When I came out, my father, who had been ill with pneumonia, was invalided home from France and sent to a Redhill convalescent home. He was a very good cook in the army and they allowed me to go and help him during the daytime. He had a landlady who looked after him and me of a night and I had a wonderful time there in Redhill. We used to go blackberrying with his chums and the landlady. When I came home, the nurse used to come and dress my wound. My father stayed there, cooking for the Redhill barracks, until he was invalided out of the army, and my time there was an interval of freedom I never forgot.

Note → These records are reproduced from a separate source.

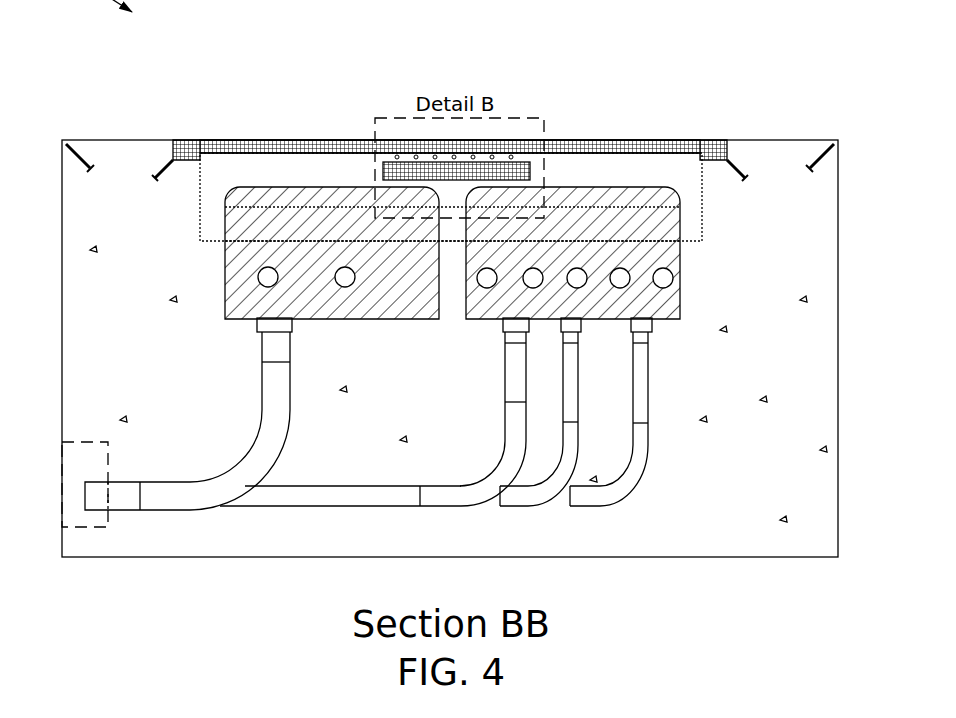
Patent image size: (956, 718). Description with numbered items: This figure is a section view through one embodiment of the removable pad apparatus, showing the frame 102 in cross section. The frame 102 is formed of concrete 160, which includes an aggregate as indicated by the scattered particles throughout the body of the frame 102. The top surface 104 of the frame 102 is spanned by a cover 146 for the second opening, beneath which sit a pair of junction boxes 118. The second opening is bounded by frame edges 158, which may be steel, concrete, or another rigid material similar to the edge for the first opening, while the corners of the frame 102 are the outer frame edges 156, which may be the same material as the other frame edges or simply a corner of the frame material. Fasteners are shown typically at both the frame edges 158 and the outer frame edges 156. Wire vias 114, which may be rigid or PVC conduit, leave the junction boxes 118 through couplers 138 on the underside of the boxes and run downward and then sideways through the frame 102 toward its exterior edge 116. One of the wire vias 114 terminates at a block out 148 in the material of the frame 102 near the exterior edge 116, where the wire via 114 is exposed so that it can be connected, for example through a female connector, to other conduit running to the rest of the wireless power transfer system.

The frame 102 is at (197, 560).
The top surface 104 is at (128, 138).
The wire via 114 is at (345, 268).
The exterior edge 116 is at (66, 364).
The junction box 118 is at (278, 217).
The coupler 138 is at (262, 313).
The cover 146 is at (617, 138).
The block out 148 is at (92, 528).
The outer frame edge 156 is at (840, 54).
The frame edge 158 is at (178, 138).
The concrete 160 is at (763, 500).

It was during a Zeppelin air raid that my brother Georgie was born. There were now two babies instead of one. For some reason, my older brother and sister were always scrapping with each other, and, besides, Jim was a boy, so that I had most of the responsibility for looking after my young sister, Rosie, and Georgie, the baby. Oh Lord, what a burden it was! What I remember now of the war years is not the excitement, and not even standing in the food queues, but always being saddled with these two unfortunate kids wherever I went. Soon after Georgie was born, I began missing days at school. I now slept with two others in one small bed and got so little sleep that I often dropped off during class. In this way I was soon the dunce at school and, because I lost my temper when the teachers spoke sharply to me, I became sullen and obstinate—even though I didn’t want to be.

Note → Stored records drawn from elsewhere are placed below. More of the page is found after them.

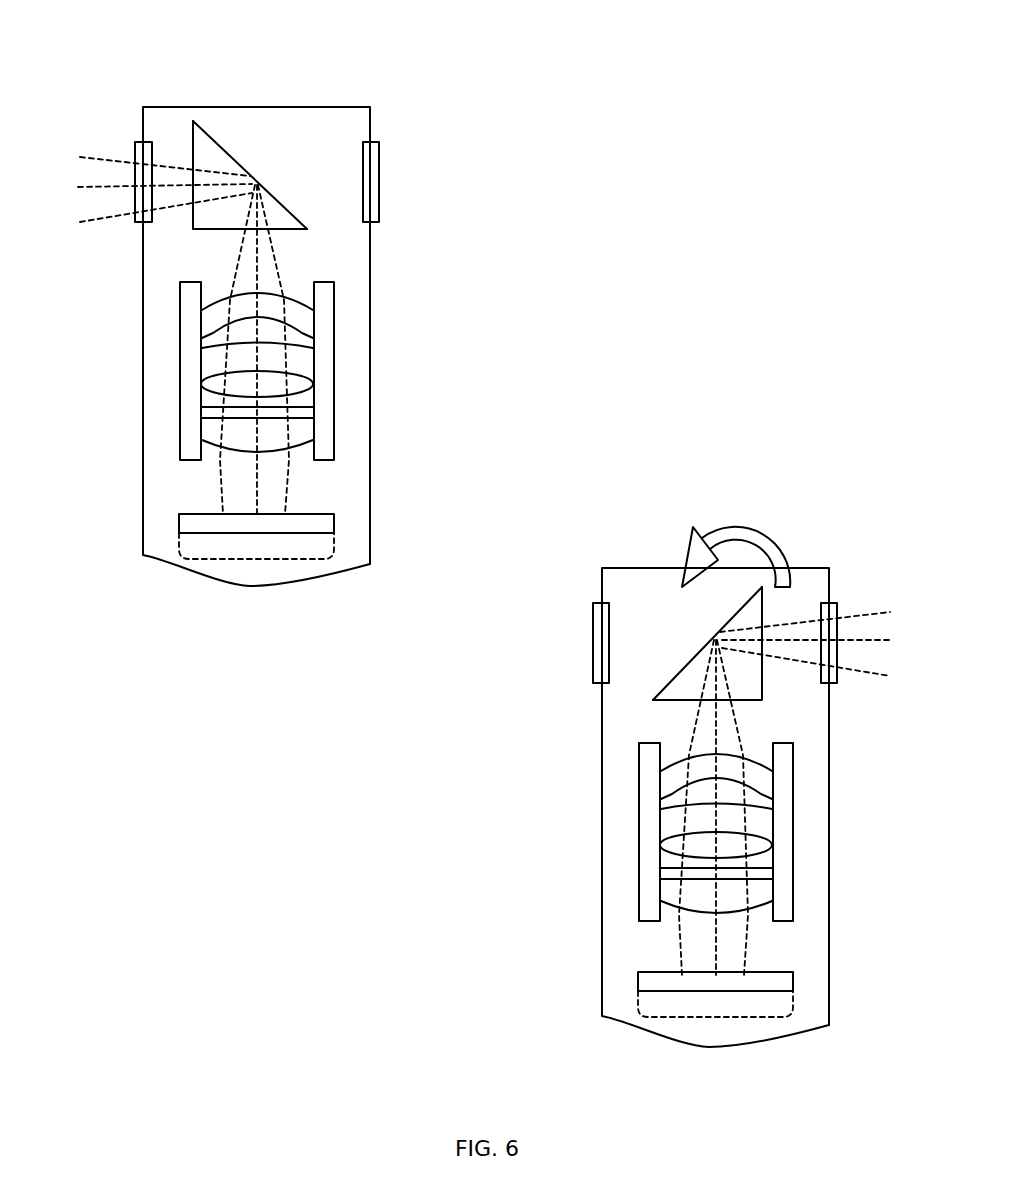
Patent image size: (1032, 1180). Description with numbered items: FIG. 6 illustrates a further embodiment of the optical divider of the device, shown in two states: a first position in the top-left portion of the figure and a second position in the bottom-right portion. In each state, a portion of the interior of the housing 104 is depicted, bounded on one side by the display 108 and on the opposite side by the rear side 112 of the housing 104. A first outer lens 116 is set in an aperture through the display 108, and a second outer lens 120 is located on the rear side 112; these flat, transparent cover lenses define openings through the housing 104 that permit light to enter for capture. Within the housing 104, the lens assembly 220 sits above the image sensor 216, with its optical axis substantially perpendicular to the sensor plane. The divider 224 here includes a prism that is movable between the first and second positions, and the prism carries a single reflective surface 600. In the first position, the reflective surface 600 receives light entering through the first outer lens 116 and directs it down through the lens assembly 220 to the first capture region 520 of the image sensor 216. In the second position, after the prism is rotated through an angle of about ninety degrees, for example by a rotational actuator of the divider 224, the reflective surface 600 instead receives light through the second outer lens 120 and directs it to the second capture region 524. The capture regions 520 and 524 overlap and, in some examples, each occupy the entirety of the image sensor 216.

The housing 104 is at (173, 106).
The display 108 is at (141, 509).
The rear side 112 is at (373, 401).
The first outer lens 116 is at (133, 150).
The second outer lens 120 is at (380, 187).
The image sensor 216 is at (334, 514).
The lens assembly 220 is at (163, 368).
The divider 224 is at (224, 122).
The reflective surface 600 is at (284, 200).
The first capture region 520 is at (256, 561).
The second capture region 524 is at (715, 1053).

On 14 July 1919 an election was held in our district, and voting cars with huge posters were touring the streets, telling people like my parents—who knew nothing of politics or social conditions—who they were to vote for. We children were playing out in the streets and somebody dared me to jump on the back of one of the voting cars, which was moving pretty fast. Because I was always game for a dare, I did, and hung on and turned my head back triumphantly. But, just as I did so, I looked straight at an enormous policeman standing on the kerb not six feet away, who gave me such a glare that in my terror I let go, falling flat on the paving stones and grazing my arms and knees so badly that once again I was taken off to hospital to have my cuts and grazes dressed. This took time, and when I came home late, creeping quietly through the door for fear of the hiding I thought was in store for me, I had a new surprise. My mother’s room was locked again, the house was full of neighbours and I was told I had just been presented with twin brothers! My mother had been told I’d been run over, and the shock had precipitated the birth. I don’t know why I hadn’t realised she was pregnant—somehow lots of children never did. But when I heard the news—not only one new baby but two—everything seemed to go black before my eyes, and in my mind, too. Now I would never be free. It would always be like this. I just went out and sat on the doorstep, though my cuts and bruises were still sore, and I wept and wept. Now, instead of having two youngsters to look after, I had four.